Standing and putting on her Northface, she slid out of the compartment and wandered down the hallway. She thought she’d seen a dining cart when she boarded the train, and she was kind of hungry. When was the last time she’d eaten? Yesterday? That sounded right.
When she finally found the dining compartment, it was almost empty, save for a single man in a booth, flipping through yesterday’s paper and sipping a cup of black-as-sin coffee, and the waiter. She sat down in the furthest seat from the man, and waited for the waiter to come, a tired guy who looked like he needed a few hours of sleep, too.
“A coffee and… do you have any Poptarts or anything? Something sweet?” she asked. After her nightmares, Mom could somehow sense her panic and come into her room with a cinnabun or a cookie she’d baked the day before. The sweetness soothed her. It was strange, but she always chalked that up to just that―being strange.
“We have honeybuns,” he said.
“That’d be awesome.”
“Cream and sugar?”
“Nah,” she replied, “I take mine as black as my heart.”
He chuckled. “I’ll have that right up for you, ma’am.”
Ma’am.

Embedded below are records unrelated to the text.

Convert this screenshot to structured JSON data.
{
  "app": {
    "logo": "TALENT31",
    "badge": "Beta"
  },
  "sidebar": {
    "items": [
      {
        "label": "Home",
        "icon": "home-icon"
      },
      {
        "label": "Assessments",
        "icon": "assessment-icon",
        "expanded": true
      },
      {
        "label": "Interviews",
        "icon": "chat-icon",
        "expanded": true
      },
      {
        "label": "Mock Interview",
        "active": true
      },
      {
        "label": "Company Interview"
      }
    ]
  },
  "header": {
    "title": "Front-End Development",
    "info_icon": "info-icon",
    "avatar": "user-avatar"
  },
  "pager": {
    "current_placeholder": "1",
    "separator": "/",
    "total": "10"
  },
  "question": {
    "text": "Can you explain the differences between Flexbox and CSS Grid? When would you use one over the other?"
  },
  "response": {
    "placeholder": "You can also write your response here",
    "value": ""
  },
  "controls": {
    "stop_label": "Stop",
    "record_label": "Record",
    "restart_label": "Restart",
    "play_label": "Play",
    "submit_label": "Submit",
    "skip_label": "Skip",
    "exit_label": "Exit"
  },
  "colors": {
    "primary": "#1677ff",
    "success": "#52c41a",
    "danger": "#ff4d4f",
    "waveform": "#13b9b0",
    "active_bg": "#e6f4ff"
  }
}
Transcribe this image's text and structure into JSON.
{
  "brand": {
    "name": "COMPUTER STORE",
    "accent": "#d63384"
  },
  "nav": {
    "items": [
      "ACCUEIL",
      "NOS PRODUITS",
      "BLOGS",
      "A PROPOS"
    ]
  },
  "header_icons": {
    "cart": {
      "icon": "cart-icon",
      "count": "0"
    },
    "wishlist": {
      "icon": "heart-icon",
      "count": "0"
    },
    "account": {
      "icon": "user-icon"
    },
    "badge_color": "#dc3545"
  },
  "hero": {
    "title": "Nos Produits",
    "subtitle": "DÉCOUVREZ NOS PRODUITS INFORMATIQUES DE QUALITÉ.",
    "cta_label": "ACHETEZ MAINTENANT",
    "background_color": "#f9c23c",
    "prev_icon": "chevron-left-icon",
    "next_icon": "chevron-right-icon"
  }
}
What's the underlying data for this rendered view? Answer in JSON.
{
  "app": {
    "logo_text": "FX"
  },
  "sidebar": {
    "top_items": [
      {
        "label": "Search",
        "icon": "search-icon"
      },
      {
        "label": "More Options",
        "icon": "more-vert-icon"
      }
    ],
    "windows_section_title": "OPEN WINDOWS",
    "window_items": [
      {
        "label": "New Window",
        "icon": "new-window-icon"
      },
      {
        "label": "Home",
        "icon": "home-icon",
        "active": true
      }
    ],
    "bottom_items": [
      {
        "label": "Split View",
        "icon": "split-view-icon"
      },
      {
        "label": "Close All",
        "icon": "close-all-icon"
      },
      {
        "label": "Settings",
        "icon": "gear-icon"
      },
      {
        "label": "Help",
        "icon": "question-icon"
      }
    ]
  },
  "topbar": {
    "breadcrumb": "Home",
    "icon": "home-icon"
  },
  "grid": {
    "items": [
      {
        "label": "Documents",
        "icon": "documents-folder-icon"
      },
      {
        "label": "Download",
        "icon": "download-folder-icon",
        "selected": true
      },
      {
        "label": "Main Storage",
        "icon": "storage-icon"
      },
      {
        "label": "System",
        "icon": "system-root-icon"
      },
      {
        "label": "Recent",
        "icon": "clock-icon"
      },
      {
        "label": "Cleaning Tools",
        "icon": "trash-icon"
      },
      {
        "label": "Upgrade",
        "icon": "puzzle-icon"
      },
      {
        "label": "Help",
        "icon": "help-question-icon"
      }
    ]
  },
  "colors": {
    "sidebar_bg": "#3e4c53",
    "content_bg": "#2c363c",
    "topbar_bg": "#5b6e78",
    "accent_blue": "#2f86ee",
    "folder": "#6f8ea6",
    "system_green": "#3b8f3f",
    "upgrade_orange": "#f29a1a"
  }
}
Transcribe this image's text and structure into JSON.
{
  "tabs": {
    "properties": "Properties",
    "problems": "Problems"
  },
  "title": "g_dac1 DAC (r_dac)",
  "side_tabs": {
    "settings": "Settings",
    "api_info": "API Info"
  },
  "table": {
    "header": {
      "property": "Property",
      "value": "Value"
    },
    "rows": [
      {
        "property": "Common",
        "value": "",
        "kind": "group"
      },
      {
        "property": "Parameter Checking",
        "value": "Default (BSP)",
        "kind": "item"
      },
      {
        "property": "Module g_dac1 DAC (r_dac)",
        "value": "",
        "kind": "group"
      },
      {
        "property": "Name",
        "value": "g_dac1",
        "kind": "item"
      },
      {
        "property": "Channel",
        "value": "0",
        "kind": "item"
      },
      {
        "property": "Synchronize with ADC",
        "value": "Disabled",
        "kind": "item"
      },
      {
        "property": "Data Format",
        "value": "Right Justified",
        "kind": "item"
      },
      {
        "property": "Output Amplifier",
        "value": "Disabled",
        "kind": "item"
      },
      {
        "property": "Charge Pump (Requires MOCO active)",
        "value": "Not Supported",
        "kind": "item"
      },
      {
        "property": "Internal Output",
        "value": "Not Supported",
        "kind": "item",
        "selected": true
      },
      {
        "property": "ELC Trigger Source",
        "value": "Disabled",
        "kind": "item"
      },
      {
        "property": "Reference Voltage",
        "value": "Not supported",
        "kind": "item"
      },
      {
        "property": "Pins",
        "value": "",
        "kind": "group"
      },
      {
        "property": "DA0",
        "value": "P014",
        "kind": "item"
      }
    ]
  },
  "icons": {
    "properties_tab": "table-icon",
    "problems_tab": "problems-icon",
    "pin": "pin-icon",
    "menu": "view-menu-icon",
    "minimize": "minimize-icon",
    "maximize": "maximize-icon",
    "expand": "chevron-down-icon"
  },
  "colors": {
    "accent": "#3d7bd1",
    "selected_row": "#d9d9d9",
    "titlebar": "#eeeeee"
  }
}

He must’ve been from the south. She’d lived in South Carolina for a while―Charleston. Her Mom loved it there, and would disappear to the ocean every full moon, and come back just before sunrise. She did a lot of crazy things, now that Mal thought about it. She’d always just chalked it up to her Mom being, well, Mom. She’d never known anything else. Because of the way Mom was, Mal had never gone to the doctor. When she had the sniffles she’d drink a nasty tea, and when she hurt herself she’d slather a salve over it. When she was sad, Mom would twine dandelions into my hair, and when she was happy they would go on picnics and adventures and explore every nook and crevice in the city they occupied.
Home was just a word to Mal. It meant about as much as she meant to the kids at her old school. As much as she evidently meant to her Mom.